Durante la batalla del Jarama, en los peores momentos de la guerra civil, Ernest Hemingway se presentó en una trinchera de las brigadas internacionales para ver cómo iban los combates. Invitó a whisky a los soldados, contó chistes, repartió cigarrillos y les preguntó cosas sobre la guerra que fue apuntando enseguida en una libreta. En el último momento, antes de irse, Hemingway se empeñó en disparar con la única ametralladora que los brigadistas tenían allí. El escritor se puso a disparar al tuntún, sin apuntar siquiera contra el enemigo, sólo por el placer de usar un arma, pero se emocionó tanto que acabó gastando toda la munición que tenían los brigadistas. Luego Hemingway se despidió de los soldados y se subió a un coche con chófer que lo llevó a su hotel, el Hotel Florida, en Madrid, donde tenía una suite entera a su disposición. Y allí, nada más llegar, se puso a escribir una crónica periodística por la que le pagaban mil dólares de la época (una cantidad fabulosa en 1936).

Lo que Hemingway no sabía, mientras escribía su crónica en el hotel, era que los disparos a voleo que había hecho con la ametralladora habían provocado la respuesta furiosa de los franquistas. Y en aquel mismo momento estaban bombardeando desde la trinchera de enfrente la trinchera donde él había estado repartiendo cigarrillos. Y lo que era peor aún, los brigadistas ingleses y americanos se habían quedado sin municiones para la única ametralladora que tenían. Y ninguno de aquellos brigadistas, por supuesto, iba a cobrar jamás mil dólares por jugarse la vida en un país que ni siquiera era el suyo.

Me acuerdo de esa historia de Hemingway -que contaba en sus memorias el brigadista inglés Jason Gurney- cada vez que veo a alguno de esos políticos de nuevo cuño que dicen estar muy preocupados por el pueblo -o la gente-, y que atacan con furia a la casta política y que incluso juran y perjuran que no son políticos. Ya sé que esos nuevos «tribunos de la plebe» no han disfrutado de los privilegios que tienen muchos políticos en ejercicio, ni han dilapidado presupuestos públicos ni han favorecido a amigos ni correligionarios, de modo que pueden tener la conciencia muy tranquila (como mínimo por ahora), pero me hace gracia que se apropien de la desgracia ajena y la utilicen para construir su discurso cuando en realidad no la han tenido que padecer jamás. Si uno se para a pensarlo, tienen tan poca idea de lo mal que lo pasa la gente como el escritor que escribe sus crónicas sobre la pobreza desde una suite de hotel.

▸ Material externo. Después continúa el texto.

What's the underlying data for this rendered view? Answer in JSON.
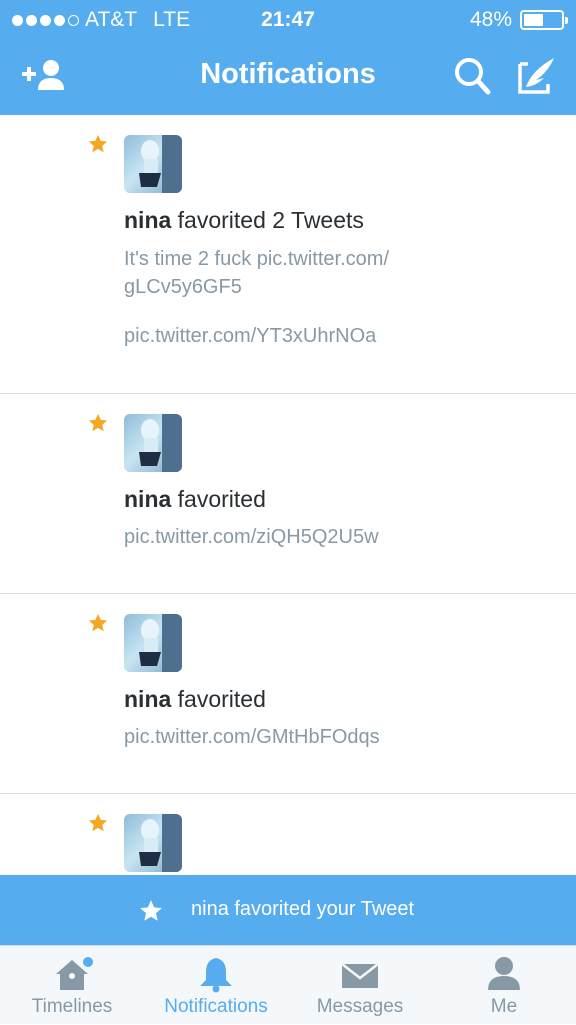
{
  "status_bar": {
    "carrier": "AT&T",
    "network": "LTE",
    "time": "21:47",
    "battery": "48%",
    "battery_level": 0.48,
    "signal_bars_filled": 4,
    "signal_bars_total": 5
  },
  "header": {
    "title": "Notifications",
    "add_user_icon": "add-user-icon",
    "search_icon": "search-icon",
    "compose_icon": "compose-icon"
  },
  "notifications": [
    {
      "user": "nina",
      "action": "favorited 2 Tweets",
      "lines": [
        "It's time 2 fuck pic.twitter.com/",
        "gLCv5y6GF5"
      ],
      "extra": "pic.twitter.com/YT3xUhrNOa"
    },
    {
      "user": "nina",
      "action": "favorited",
      "lines": [
        "pic.twitter.com/ziQH5Q2U5w"
      ]
    },
    {
      "user": "nina",
      "action": "favorited",
      "lines": [
        "pic.twitter.com/GMtHbFOdqs"
      ]
    },
    {
      "user": "",
      "action": "",
      "lines": []
    }
  ],
  "banner": {
    "text": "nina favorited your Tweet"
  },
  "tabs": [
    {
      "label": "Timelines",
      "icon": "home-icon",
      "has_dot": true
    },
    {
      "label": "Notifications",
      "icon": "bell-icon",
      "active": true
    },
    {
      "label": "Messages",
      "icon": "envelope-icon"
    },
    {
      "label": "Me",
      "icon": "person-icon"
    }
  ],
  "colors": {
    "accent": "#55acee",
    "star": "#f5a623",
    "text": "#292f33",
    "muted": "#8899a6"
  }
}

Y sí, ya sé que alguien tiene que defender a los que lo han perdido todo y han sido estafados y humillados, del mismo modo que alguien tiene que defender las conquistas sociales del Estado del Bienestar. Pero el problema es que esos nuevos dirigentes políticos tienen muy poca idea de la realidad que dicen denunciar, y contra la que claman con la vehemencia con la que el fraile Savonarola denunciaba en Florencia a los nobles y a los eclesiásticos corruptos. Que yo sepa, la plana mayor de Podemos, por ejemplo, la forman profesores universitarios que viven de una nómina pagada con dinero del contribuyente. Y que yo sepa, ninguno ha sido desahuciado ni embargado, y sus conocimientos sobre la vida real de los desahuciados y embargados se limitan a lo que han leído en los periódicos y en los catecismos de teoría marxista. O sea, que su odio a la casta y a los poderosos es un odio puramente abstracto, frío, intelectual -la peor clase de odio-, porque no está compensado por la experiencia real de lo que significa la pobreza. Es el odio del burócrata que tiene el culo de hierro y que es capaz de pasarse horas y horas discurseando en las asambleas, nada más.

George Orwell escribía con indignación sobre los pobres porque trabajó recogiendo lúpulo y fue friegaplatos en un hotel y se pasó varias semanas ingresado en un hospital de caridad. Estos líderes revolucionarios, en cambio, dicen hablar en nombre de los pobres y los estafados, pero su conocimiento real de la pobreza se parece mucho al que tenía Hemingway sobre las condiciones de vida en las trincheras. Y lo que es peor, las recetas simplistas y totalmente alejadas de la realidad con que pretenden solventar todos los problemas van a empeorar las condiciones de vida de los que ya lo están pasando muy mal. Y eso llevará, indefectiblemente, al ascenso imparable de la extrema derecha. Mal asunto.